Once you have tabulated a list of variants, you may identify some for which there is limited data. Most search engines cannot excavate any further than paper titles and abstracts, where 85% of variants are not mentioned. This represents an enormous lost opportunity. While the crowd-sourced ClinVar platform is a useful repository of variant interpretations and related information, it is far from complete. In fact, an average of 31% of submitted references per variant are false-positives, with 30% of submissions having no references at all. Together, the downstream effects of these statistics can be serious, and may result in erroneous conclusions and/or a missed diagnosis. To mitigate these information quality issues, a deeper analysis can be performed using the Mastermind Genomic Search Engine, which is discussed in detail in Chapter 3.

Step 7 (Optional): Visualize the impact of the variant on the 3D protein structure

An optional step in the variant analysis pipeline is to attempt to determine the effect of a given variant on the 3D structure of the protein it codes for. Sometimes, the 3D structure may be minimally affected, if at all. In other cases, the variant can cause a dramatic change in protein structure, vitally impacting protein function.

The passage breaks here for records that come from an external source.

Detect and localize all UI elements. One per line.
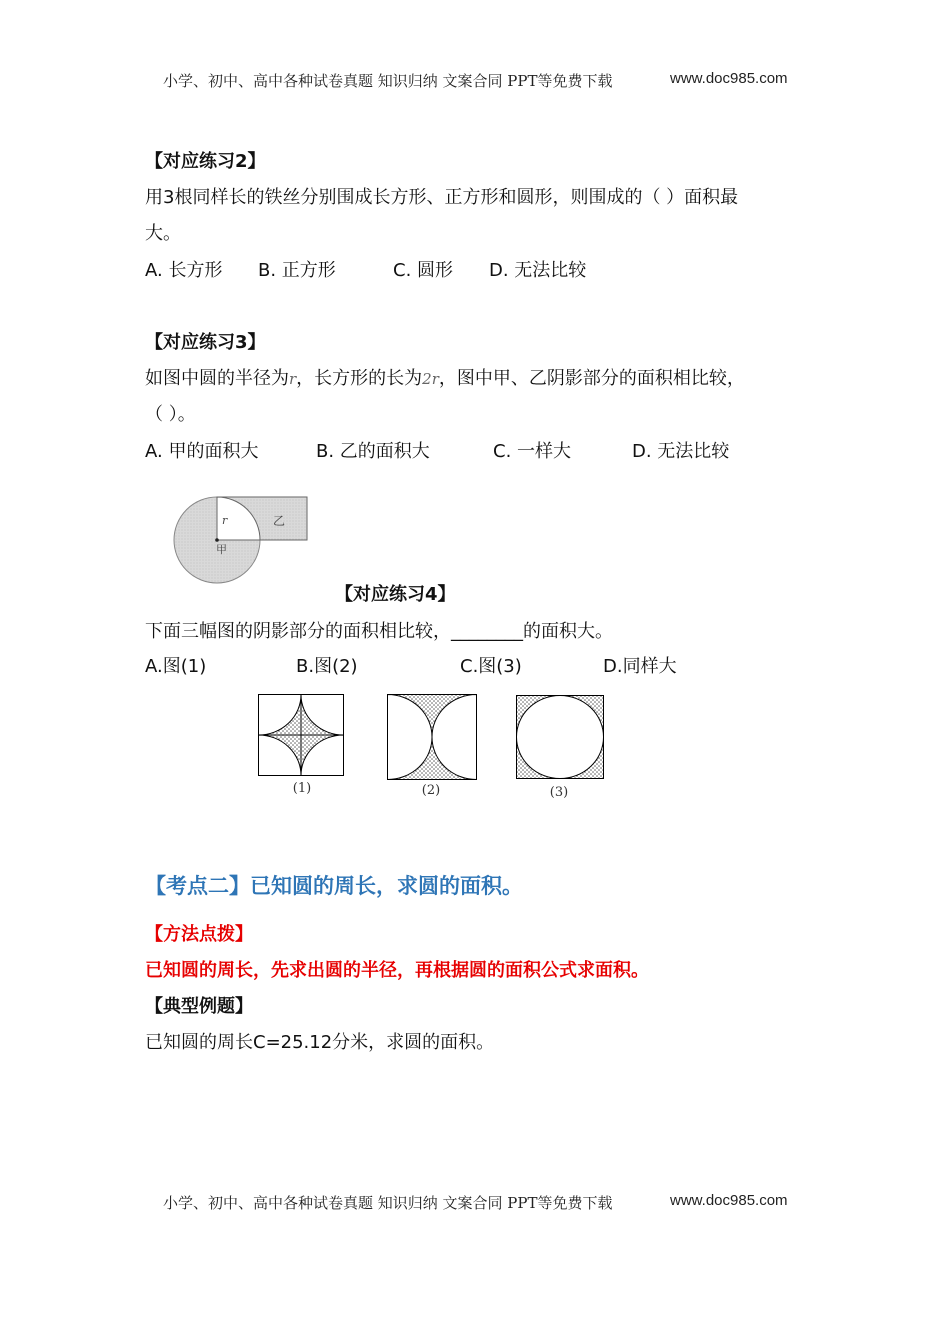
ex3-text-c: ，图中甲、乙阴影部分的面积相比较， [438,368,745,389]
ex3-yi-label: 乙 [273,514,286,528]
ex4-option-a: A.图(1) [145,656,207,677]
ex3-var-r: r [289,370,297,388]
ex3-option-b: B. 乙的面积大 [316,441,430,462]
ex3-figure [172,490,322,590]
ex4-figure-1 [258,694,344,776]
ex2-option-b: B. 正方形 [258,260,336,281]
ex4-figure-3-label: (3) [549,785,569,800]
ex4-figure-2 [387,694,477,780]
ex2-question-line2: 大。 [145,223,181,244]
topic2-heading: 【考点二】已知圆的周长，求圆的面积。 [145,874,523,898]
ex4-figure-2-label: (2) [421,783,441,798]
ex4-question: 下面三幅图的阴影部分的面积相比较，________的面积大。 [145,621,613,642]
ex4-option-c: C.图(3) [460,656,522,677]
method-title: 【方法点拨】 [145,924,253,945]
ex2-option-c: C. 圆形 [393,260,454,281]
ex3-figure-svg [172,490,322,590]
ex3-option-d: D. 无法比较 [632,441,730,462]
ex4-figure-1-svg [258,694,344,776]
ex3-question-line1 [145,364,745,390]
ex3-option-a: A. 甲的面积大 [145,441,259,462]
ex3-r-label: r [222,514,228,527]
ex3-jia-label: 甲 [216,543,227,556]
method-text: 已知圆的周长，先求出圆的半径，再根据圆的面积公式求面积。 [145,960,649,981]
ex4-figure-1-label: (1) [292,781,312,796]
ex2-question-line1: 用3根同样长的铁丝分别围成长方形、正方形和圆形，则围成的（ ）面积最 [145,187,739,208]
ex3-text-b: ，长方形的长为 [296,368,423,389]
ex3-title: 【对应练习3】 [145,332,266,353]
example-text: 已知圆的周长C=25.12分米，求圆的面积。 [145,1032,495,1053]
ex3-question-line2: （ ）。 [145,404,196,425]
header-url[interactable]: www.doc985.com [670,70,788,87]
ex2-title: 【对应练习2】 [145,151,266,172]
ex4-figure-3 [516,695,604,779]
footer-url[interactable]: www.doc985.com [670,1192,788,1209]
ex4-option-d: D.同样大 [603,656,677,677]
ex3-center-dot [215,538,219,542]
ex2-option-d: D. 无法比较 [489,260,587,281]
footer-text: 小学、初中、高中各种试卷真题 知识归纳 文案合同 PPT等免费下载 [163,1194,613,1212]
ex4-figure-3-svg [516,695,604,779]
example-title: 【典型例题】 [145,996,253,1017]
ex3-text-a: 如图中圆的半径为 [145,368,289,389]
ex4-figure-2-svg [387,694,477,780]
header-text: 小学、初中、高中各种试卷真题 知识归纳 文案合同 PPT等免费下载 [163,72,613,90]
ex3-option-c: C. 一样大 [493,441,572,462]
ex4-option-b: B.图(2) [296,656,358,677]
ex4-title: 【对应练习4】 [335,584,456,605]
ex2-option-a: A. 长方形 [145,260,223,281]
ex3-var-2r: 2r [422,370,439,388]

Tools like I-Mutant and SDM can predict how the variant might affect protein stability, while structure prediction tools like I-TASSER and Phyre2 can predict the effect on protein structure. However, the latter tools will only work if a structural homolog is available. In some cases, you may find that the structure of the variant protein has already been determined through x-ray crystallography and is available for download through the Protein Data Bank (PDB). You can view these structures through various programs, including the LiteMol viewer.